Xavier HANOTTE, Soit dit entre nous, je suis un ours, ill. Muriel Logist, Castor astral, 2012

hanotte soit dit entre nous je suis un oursDepuis son roman Ours toujours (Belfond, 2005), on savait que Xavier Hanotte filait une amitié particulière et littéraire avec les membres de la famille ursidée. Ceux-ci très ours, un peu humains ; celui-là très humain, un peu ours. Cela se confirme avec ce nouveau livre illustré avec finesse et humour par Muriel Logist, un autoportrait sous forme d’abécédaire paru dans la série « Soit dit entre nous » de la collection « Escales des lettres » où des auteurs se livrent « de A à Z sans rien cacher ». On y avait déjà lu les « confidences, réflexions (im)pertinentes et souvenirs » de Corine Jamar et de Philippe Blasband mis en dessin par, respectivement, (déjà) Muriel Logist et Frédéric Fonteyne. C’est maintenant au tour de Xavier Hanotte de s’y révéler. D’une manière qu’aimeront les amateurs de ses romans à prétexte policier et de sa poésie « d’herboriste amateur ».

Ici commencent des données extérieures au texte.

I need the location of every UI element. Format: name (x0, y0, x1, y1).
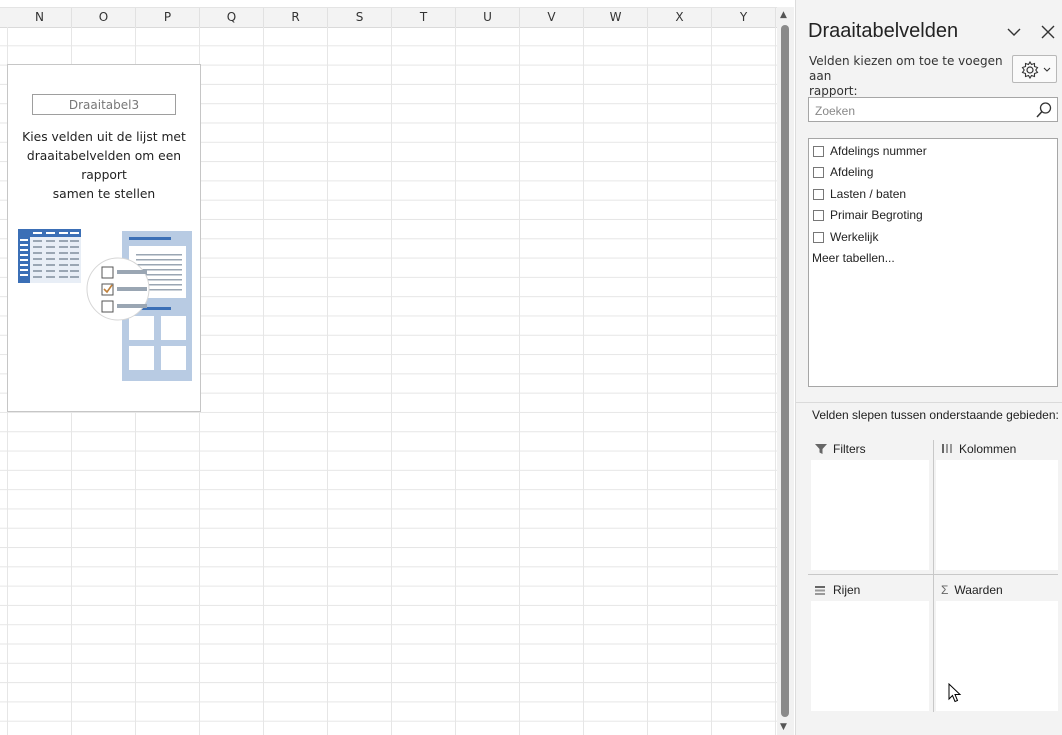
filters-area-label: Filters (833, 442, 866, 456)
filter-icon (815, 444, 827, 454)
field-item-afdeling[interactable]: Afdeling (813, 162, 873, 182)
pivot-instruction-line: draaitabelvelden om een rapport (26, 149, 182, 182)
field-label: Primair Begroting (830, 208, 923, 222)
tools-button[interactable] (1012, 55, 1057, 83)
drag-areas-label: Velden slepen tussen onderstaande gebied… (812, 408, 1059, 422)
field-item-afdelings-nummer[interactable]: Afdelings nummer (813, 141, 927, 161)
gear-icon (1021, 60, 1051, 80)
column-header-bar: N O P Q R S T U V W X Y (0, 7, 777, 28)
more-tables-link[interactable]: Meer tabellen... (812, 251, 895, 265)
pane-subtitle: Velden kiezen om toe te voegen aan rappo… (809, 54, 1009, 99)
field-label: Afdeling (830, 165, 874, 179)
column-header-n[interactable]: N (8, 8, 72, 27)
spreadsheet-grid[interactable]: N O P Q R S T U V W X Y Draaitabel3 Kies… (0, 0, 777, 735)
pane-divider (796, 402, 1062, 403)
field-checkbox[interactable] (813, 145, 824, 157)
field-item-werkelijk[interactable]: Werkelijk (813, 227, 878, 247)
scroll-down-icon[interactable]: ▼ (780, 722, 787, 732)
field-search-box[interactable] (808, 97, 1058, 123)
pivot-illustration-icon (18, 229, 192, 381)
scrollbar-thumb[interactable] (781, 25, 789, 717)
column-header-t[interactable]: T (392, 8, 456, 27)
columns-drop-area[interactable] (936, 460, 1058, 570)
columns-icon (942, 444, 952, 453)
field-checkbox[interactable] (813, 209, 824, 221)
close-icon[interactable] (1038, 22, 1058, 42)
values-area-header: Σ Waarden (941, 580, 1003, 600)
pivot-table-name: Draaitabel3 (32, 94, 176, 115)
pane-subtitle-line: Velden kiezen om toe te voegen aan (809, 54, 1003, 83)
column-header-s[interactable]: S (328, 8, 392, 27)
field-checkbox[interactable] (813, 166, 824, 178)
search-input[interactable] (809, 98, 1037, 123)
pivot-instruction: Kies velden uit de lijst met draaitabelv… (8, 128, 200, 204)
rows-area-label: Rijen (833, 583, 861, 597)
search-icon[interactable] (1035, 101, 1053, 119)
column-header-y[interactable]: Y (712, 8, 776, 27)
field-label: Werkelijk (830, 230, 879, 244)
columns-area-label: Kolommen (959, 442, 1017, 456)
area-separator (933, 440, 934, 712)
mouse-cursor-icon (948, 683, 962, 703)
field-checkbox[interactable] (813, 231, 824, 243)
column-header-r[interactable]: R (264, 8, 328, 27)
field-checkbox[interactable] (813, 188, 824, 200)
chevron-down-icon[interactable] (1004, 22, 1024, 42)
pivot-instruction-line: Kies velden uit de lijst met (22, 130, 186, 144)
pane-title: Draaitabelvelden (808, 20, 959, 42)
vertical-scrollbar[interactable]: ▲ ▼ (777, 7, 794, 735)
column-header-q[interactable]: Q (200, 8, 264, 27)
field-label: Afdelings nummer (830, 144, 927, 158)
column-header-p[interactable]: P (136, 8, 200, 27)
field-item-lasten-baten[interactable]: Lasten / baten (813, 184, 906, 204)
rows-drop-area[interactable] (811, 601, 929, 711)
filters-drop-area[interactable] (811, 460, 929, 570)
pivot-instruction-line: samen te stellen (52, 187, 156, 201)
filters-area-header: Filters (814, 439, 866, 459)
rows-area-header: Rijen (814, 580, 860, 600)
sigma-icon: Σ (941, 583, 949, 597)
scroll-up-icon[interactable]: ▲ (780, 10, 787, 20)
columns-area-header: Kolommen (941, 439, 1016, 459)
column-header-u[interactable]: U (456, 8, 520, 27)
column-header-o[interactable]: O (72, 8, 136, 27)
field-item-primair-begroting[interactable]: Primair Begroting (813, 205, 923, 225)
pivot-fields-pane: Draaitabelvelden Velden kiezen om toe te… (795, 0, 1062, 735)
rows-icon (815, 586, 825, 595)
values-area-label: Waarden (954, 583, 1003, 597)
field-list: Afdelings nummer Afdeling Lasten / baten… (808, 138, 1058, 387)
column-header-x[interactable]: X (648, 8, 712, 27)
pivot-table-placeholder[interactable]: Draaitabel3 Kies velden uit de lijst met… (7, 64, 201, 412)
column-header-w[interactable]: W (584, 8, 648, 27)
column-header-v[interactable]: V (520, 8, 584, 27)
area-separator (808, 574, 1058, 575)
field-label: Lasten / baten (830, 187, 907, 201)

Une manière pudique et discrète – l’ours écrivain n’est ni Christine Angot ni Amélie Nothomb et ne fait pas de révélations fracassantes. On sait à peine qu’il a une faiblesse pour les petites dames blaireaux. Dans cet autoportrait aux quelque quatre-vingt entrées (d’Animaux à Zouave), l’auteur revient tremper ses pattes dans le pot de miel de son enfance, terreau sucré de sa vie mais aussi de son œuvre, de son attirance pour les guerres – ses deux grands-pères se sont connus pendant le deuxième conflit mondial, et leurs enfants se sont rencontrés par la suite pour donner naissance à celui qui n’aura de cesse de questionner l’existence. Pour mieux l’interroger, il pose un regard décalé, étonné, parfois désenchanté sur le monde, l’espèce humaine, sur son œuvre et la littérature. L’alphabet étant bien fait, c’est au centre du recueil que figurent les mots Langue (défense de la pluralité des langues contre une quelconque suprématie du français), Lecteurs (une sorte d’ours qui n’est pas en voie de disparition), Librairies (là où, enfant, il rêvait de travailler), Littérature (tout fait farine etc.), Livres (les miens) (qui restent une énigme pour lui, même après celui-ci). Non pas à l’exact centre, disons plutôt à l’avant-centre. Même si ce n’est pas, on peut sans douter pour l’amoureux des chemins détournés et des fins suspendues, cette place offensive (dite du renard des surfaces, pour rester entre animaux de bonne compagnie) que l’auteur occupait sur le terrain de football – il était gardien de but, un poste qui convient mieux à l’ours des cavernes. S’il a fini par abandonner ce sport, c’est qu’un jour, depuis les gradins, il a vu la virilité – autant dire la connerie – en action. Cet exemple est frappant car il montre autant les valeurs de Xavier Hanotte – il préfère aux vainqueurs orgueilleux les perdants magnifiques – que la position de spectateur qu’il cultive, qui lui fournit matière à écrire.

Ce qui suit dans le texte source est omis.